Ein zweiter Faktor sind die Gelüste des deutschen Imperialismus, der die Krise als Chance sieht, sein Gewicht gegen die internationale Konkurrenz zu stärken. „Zudem gibt es geostrategische Interessen“, bemerkte Der Spiegel bereits im April in einem Artikel über den „Neustart der Autoindustrie“. Die Konzernchefs wollten „den europäischen Markt stärken, um einen Gegenpol zu den Wirtschaftsmächten USA und China zu bilden“.

Der Klassencharakter der Krise tritt immer offener zutage. Während sich das deutsche Kapital anschickt, neue Profite zu generieren und sich auf Handelskrieg und Krieg zwischen den Großmächten vorbereitet, stehen Millionen von Arbeitern und ihre Familien vor dem Nichts. Gestern gab die Bundesagentur für Arbeit bekannt, dass deutsche Unternehmen für 10,1 Millionen Angestellte Kurzarbeit beantragt haben. Die Zahl der Arbeitslosen sei im April um 308.000 auf 2,644 Millionen gestiegen. Bereits am Mittwoch hatte Wirtschaftsminister Peter Altmaier einen Rückgang des Bruttoinlandsprodukts um 6,3 Prozent in diesem Jahr prognostiziert, das wäre der größte Einbruch der deutschen Wirtschaft seit dem Ende des Zweiten Weltkriegs.

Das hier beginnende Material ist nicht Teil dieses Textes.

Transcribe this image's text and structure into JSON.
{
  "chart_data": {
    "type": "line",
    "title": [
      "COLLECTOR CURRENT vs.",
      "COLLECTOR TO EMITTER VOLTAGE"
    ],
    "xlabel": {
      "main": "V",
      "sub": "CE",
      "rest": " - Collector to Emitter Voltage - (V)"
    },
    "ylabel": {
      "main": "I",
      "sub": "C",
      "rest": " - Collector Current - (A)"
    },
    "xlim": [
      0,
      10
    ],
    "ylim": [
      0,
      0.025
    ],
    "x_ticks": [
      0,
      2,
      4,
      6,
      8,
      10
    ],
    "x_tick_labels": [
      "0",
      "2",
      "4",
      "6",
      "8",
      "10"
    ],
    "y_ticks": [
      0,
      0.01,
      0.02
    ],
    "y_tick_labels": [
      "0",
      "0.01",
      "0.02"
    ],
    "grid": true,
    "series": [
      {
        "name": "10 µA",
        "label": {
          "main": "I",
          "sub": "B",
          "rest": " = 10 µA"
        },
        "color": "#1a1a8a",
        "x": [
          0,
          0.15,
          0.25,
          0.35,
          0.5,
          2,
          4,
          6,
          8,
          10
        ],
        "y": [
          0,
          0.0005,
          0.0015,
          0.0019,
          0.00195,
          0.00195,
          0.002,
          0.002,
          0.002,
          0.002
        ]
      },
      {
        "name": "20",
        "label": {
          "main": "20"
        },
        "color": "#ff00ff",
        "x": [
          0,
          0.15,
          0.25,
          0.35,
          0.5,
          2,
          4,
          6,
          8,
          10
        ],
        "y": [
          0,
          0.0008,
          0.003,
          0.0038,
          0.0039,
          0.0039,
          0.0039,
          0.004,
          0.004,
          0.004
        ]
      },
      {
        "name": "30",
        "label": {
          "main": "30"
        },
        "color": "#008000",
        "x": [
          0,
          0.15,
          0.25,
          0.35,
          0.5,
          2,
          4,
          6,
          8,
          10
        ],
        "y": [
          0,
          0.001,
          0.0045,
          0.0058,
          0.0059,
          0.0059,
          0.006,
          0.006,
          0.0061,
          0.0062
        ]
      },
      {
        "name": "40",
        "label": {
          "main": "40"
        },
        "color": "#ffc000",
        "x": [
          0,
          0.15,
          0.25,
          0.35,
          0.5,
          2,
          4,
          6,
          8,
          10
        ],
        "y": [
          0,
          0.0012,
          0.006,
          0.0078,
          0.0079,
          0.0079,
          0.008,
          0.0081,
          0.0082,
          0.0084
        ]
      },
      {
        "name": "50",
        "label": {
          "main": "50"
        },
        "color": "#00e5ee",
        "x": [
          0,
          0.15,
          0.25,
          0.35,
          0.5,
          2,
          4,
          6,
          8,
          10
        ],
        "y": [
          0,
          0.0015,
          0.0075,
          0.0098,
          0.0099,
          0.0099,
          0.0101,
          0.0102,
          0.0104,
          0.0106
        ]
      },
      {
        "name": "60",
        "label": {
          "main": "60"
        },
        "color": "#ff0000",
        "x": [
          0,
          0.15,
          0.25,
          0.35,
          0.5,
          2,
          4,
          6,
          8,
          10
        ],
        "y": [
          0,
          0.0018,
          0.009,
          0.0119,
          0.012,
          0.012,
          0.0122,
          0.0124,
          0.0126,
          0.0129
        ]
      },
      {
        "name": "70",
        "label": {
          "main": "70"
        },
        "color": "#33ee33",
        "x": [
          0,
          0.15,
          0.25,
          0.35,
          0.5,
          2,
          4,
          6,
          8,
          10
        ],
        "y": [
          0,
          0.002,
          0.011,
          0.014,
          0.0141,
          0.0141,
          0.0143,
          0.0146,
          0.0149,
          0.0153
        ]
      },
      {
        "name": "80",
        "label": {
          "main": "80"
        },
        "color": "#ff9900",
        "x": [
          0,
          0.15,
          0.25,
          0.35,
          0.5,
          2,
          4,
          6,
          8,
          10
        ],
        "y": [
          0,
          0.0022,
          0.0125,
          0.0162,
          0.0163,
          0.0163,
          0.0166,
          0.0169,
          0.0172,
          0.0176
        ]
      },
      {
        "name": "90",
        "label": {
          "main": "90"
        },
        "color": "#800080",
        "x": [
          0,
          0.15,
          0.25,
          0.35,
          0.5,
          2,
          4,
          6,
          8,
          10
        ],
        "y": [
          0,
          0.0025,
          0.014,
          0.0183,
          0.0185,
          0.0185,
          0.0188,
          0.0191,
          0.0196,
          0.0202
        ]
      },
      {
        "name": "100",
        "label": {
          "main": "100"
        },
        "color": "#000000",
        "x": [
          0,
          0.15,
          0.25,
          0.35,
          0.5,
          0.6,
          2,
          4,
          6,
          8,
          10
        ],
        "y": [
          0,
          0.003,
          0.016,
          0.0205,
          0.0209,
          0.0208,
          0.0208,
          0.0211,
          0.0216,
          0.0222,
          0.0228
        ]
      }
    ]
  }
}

All diese Entwicklungen haben revolutionäre Implikationen. Die „Back to work“-Kampagne, die in allen Ländern forciert wird, hat bereits jetzt zu einer explosiven Reaktion in der Arbeiterklasse geführt. In den vergangenen Tagen kam es zu spontanen Streiks unter anderem in Mexiko, Simbabwe, Griechenland, Brasilien und Großbritannien. Ein Zentrum der Streikbewegung sind die USA – ein globales Epizentrum der Pandemie – wo es seit Anfang März mindestens 140 spontane Streiks gab. Und auch hierzulande findet eine wachsende Radikalisierung unter Schülern, Studenten und Arbeitern statt.

Trotz der aggressiven Kampagne in Politik und Medien, die einerseits die Pandemie verharmlost und andererseits in faschistischer Manier dazu aufruft, Menschenleben dem Profit zu opfern, lehnt eine große Mehrheit die Öffnungspolitik ab. Laut einer Umfrage des Meinungsforschungsinstituts YouGov geht 49 Prozent der Deutschen die Lockerung der Maßnahmen zur Eindämmung der Pandemie zu schnell. 28 Prozent erklärten, sie seien mit der eingeschlagenen Geschwindigkeit zufrieden, und nur 15 Prozent sagten, die Einschränkungen würden zu langsam zurückgenommen.

Arbeiter werden nicht ohne Widerstand die falsche Wahl akzeptieren, mit der sie konfrontiert sind: nämlich, dass sie sich entweder der Pandemie aussetzen oder Arbeitslosigkeit und Armut akzeptieren. Sie müssen sich international vereinen und den tödlichen Plänen der Bourgeoisie ihr eigenes sozialistisches Programm entgegenstellen. Ein Programm, das die großen Unternehmen und Banken unter die demokratische Kontrolle der Arbeiter stellt und die Vermögen der Superreichen enteignet und für die Bekämpfung der Pandemie sowie die Befriedigung dringender sozialer Bedürfnisse einsetzt.